Thomas Maul, Gastautor / 15.05.2021 / 06:10 / Foto: Pixabay / 103 / Seite ausdrucken

BMG-Publikation bestätigt rosa Elefanten

Gesetzt den Fall, es wäre der herrschenden Corona-Politik jemals um Gesundheit gegangen, die ausgewogene Abwehr einer Gefahr, das heißt einer für die Bevölkerung oder auch nur vulnerable Gruppen bedrohlichen Infektionskrankheit, dann hat Wolfgang Wodarg bereits zu Beginn der „Krise“ im Frühjahr 2020 eine ernstzunehmende Warnung ausgesprochen, die zu berücksichtigen eigentlich geboten gewesen wäre.

Nur: Verstehen wollte und konnte sie kaum einer, weil einerseits bereits Panik um sich griff, die dem Denkvermögen nie dienlich ist, und das Argument andererseits philosophisch beziehungsweise meta- oder erkenntnistheoretisch daherkam, die Gesellschaft aber seit langem „Wissenschaft“ nur noch als positivistische Fachidiotie oder spekulative Szenarien-Modellierung gelten lässt. 

Zum Hintergrund des Arguments: Jedes Jahr haben wir mit unterschiedlich schweren Grippewellen und virenbedingten Lungenentzündungen zu tun. Man geht davon aus, dass für die immergleichen oder ähnlichen Symptome etliche Erreger verantwortlich sind, die einzeln oder auch zusammen und gleichzeitig auftreten, einander in der schädigenden Wirkung sowohl verstärken als auch neutralisieren können. Zu den bekanntesten Erregern der kalten Saison (November bis April) gehören RSV, Influenza-, Para-Influenza-, Corona- und Adenoviren.

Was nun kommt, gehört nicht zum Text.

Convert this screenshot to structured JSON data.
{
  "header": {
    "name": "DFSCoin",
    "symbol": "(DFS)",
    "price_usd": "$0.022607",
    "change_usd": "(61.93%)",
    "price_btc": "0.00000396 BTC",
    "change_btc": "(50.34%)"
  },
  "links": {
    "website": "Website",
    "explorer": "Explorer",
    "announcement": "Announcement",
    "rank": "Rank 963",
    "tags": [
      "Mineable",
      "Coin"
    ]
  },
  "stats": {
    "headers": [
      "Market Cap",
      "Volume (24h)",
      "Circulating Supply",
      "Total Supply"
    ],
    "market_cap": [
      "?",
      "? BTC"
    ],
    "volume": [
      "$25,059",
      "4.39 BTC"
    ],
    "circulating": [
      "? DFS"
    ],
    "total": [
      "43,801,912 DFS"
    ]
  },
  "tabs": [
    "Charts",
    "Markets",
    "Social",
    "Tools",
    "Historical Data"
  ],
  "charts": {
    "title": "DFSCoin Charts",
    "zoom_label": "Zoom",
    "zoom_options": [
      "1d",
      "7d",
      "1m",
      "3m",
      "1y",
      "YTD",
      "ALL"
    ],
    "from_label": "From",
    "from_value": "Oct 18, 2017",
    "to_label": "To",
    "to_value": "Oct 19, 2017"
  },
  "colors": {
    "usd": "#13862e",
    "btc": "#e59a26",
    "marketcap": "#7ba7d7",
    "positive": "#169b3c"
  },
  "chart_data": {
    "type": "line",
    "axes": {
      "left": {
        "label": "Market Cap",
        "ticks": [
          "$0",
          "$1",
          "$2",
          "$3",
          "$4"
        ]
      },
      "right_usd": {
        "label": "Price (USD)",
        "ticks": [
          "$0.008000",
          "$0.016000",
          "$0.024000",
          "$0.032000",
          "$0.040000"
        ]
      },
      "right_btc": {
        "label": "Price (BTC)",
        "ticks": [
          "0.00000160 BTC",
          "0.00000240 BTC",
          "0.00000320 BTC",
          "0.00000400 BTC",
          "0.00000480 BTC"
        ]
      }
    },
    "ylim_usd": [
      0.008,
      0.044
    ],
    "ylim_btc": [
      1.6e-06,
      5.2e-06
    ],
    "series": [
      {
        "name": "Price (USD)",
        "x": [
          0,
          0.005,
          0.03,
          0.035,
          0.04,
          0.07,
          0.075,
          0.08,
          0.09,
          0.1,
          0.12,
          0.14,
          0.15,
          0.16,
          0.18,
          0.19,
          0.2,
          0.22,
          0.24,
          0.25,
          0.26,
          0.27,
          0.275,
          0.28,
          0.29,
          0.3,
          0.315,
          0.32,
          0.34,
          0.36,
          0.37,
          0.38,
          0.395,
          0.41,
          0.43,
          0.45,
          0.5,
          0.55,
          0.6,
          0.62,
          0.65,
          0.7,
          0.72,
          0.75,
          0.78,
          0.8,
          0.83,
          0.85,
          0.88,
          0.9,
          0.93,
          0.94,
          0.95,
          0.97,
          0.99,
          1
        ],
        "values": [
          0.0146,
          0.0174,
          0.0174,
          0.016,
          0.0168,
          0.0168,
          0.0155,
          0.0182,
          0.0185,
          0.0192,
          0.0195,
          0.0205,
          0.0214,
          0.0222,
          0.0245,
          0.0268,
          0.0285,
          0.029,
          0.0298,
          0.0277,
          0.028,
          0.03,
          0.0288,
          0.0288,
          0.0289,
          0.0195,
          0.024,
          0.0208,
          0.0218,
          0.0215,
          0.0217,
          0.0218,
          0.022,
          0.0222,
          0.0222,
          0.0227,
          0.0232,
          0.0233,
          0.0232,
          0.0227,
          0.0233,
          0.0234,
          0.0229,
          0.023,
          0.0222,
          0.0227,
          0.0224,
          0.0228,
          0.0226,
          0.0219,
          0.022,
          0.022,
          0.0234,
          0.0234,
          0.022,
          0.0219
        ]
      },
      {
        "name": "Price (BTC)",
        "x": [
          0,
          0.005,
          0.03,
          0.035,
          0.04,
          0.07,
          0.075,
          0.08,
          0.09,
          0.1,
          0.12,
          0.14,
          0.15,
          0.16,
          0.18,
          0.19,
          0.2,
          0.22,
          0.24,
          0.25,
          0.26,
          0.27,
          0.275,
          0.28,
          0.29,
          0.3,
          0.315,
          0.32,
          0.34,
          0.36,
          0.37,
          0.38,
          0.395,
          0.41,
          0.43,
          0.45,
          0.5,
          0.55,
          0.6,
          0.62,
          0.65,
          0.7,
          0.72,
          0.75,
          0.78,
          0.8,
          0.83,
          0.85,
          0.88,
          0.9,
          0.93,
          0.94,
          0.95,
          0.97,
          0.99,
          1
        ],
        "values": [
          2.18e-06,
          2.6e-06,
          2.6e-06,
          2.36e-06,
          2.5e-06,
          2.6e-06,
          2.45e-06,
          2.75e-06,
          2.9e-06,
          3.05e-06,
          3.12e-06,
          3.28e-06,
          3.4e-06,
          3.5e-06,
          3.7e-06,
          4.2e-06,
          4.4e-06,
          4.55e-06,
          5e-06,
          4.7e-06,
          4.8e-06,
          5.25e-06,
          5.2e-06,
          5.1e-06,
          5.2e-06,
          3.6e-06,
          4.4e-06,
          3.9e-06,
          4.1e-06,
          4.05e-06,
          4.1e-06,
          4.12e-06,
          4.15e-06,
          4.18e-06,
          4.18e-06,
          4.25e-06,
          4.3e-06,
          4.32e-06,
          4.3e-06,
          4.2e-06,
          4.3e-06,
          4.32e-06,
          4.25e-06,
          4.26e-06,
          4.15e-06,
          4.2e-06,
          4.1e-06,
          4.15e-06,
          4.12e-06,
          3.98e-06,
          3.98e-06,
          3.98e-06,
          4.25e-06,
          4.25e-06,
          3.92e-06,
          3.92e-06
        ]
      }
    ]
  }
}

Im Rahmen medizinischer Therapie wurde nach Ausschluss von Bakterien traditionell vergleichsweise wenig getestet, weil es für die symptomatische Behandlung von erkrankten Patienten nicht darauf ankam, den viralen Erreger zu identifizieren. (Aus seiner Kenntnis folgte keine spezifische Heilmethode.) Epidemiologisch, in Hinblick auf die gesundheitspolitische Seuchenbeobachtung, hat man Atemwegserkrankungen als solche (also erregerunabhängig) registriert und sich für die Impfstoffentwicklung „wissenschaftlich“, genauer: pharmazeutisch, hauptsächlich auf aktuelle Influenza-Variationen konzentriert, während man die übrigen Viren eher stiefmütterlich behandelte. 

Die Verwechslung von Subjekt und Objekt in der Erkenntnis

Wolfgang Wodargs Warnung lautete nun, dass das Wuhan-Virus lediglich die Variation eines schon länger unter Menschen kursierenden Corona-Virus sein könnte, das bis dahin einfach unentdeckt blieb, weil die Erforschung von Corona-Viren in der Vergangenheit gemessen am Interesse an Influenza marginal geblieben ist. Und wenn man nun im Jahr 2020 unter Ausblendung der anderen Viren (insbesondere Influenzas) zum einen erstmalig nur auf Corona starrt und dies zugleich sogar noch mikroskopischer, als man es zuvor mit Influenza tat, dann könnte es sein, dass man die Ergebnisse einer radikalen Veränderung des eigenen Blicks auf eine ganz gewöhnliche Grippewelle als Beweise für ein neuartiges und besonderes reales Geschehen fehlinterpretiert. Bevor man daher kostspielige und rechtswidrige, außergewöhnliche Maßnahmen auch nur in Erwägung zieht, sollte man Überprüfungs-Kriterien entwickeln, die sicherstellen, dass man subjektive Veränderungen nicht mit Änderungen des Objekts verwechselt.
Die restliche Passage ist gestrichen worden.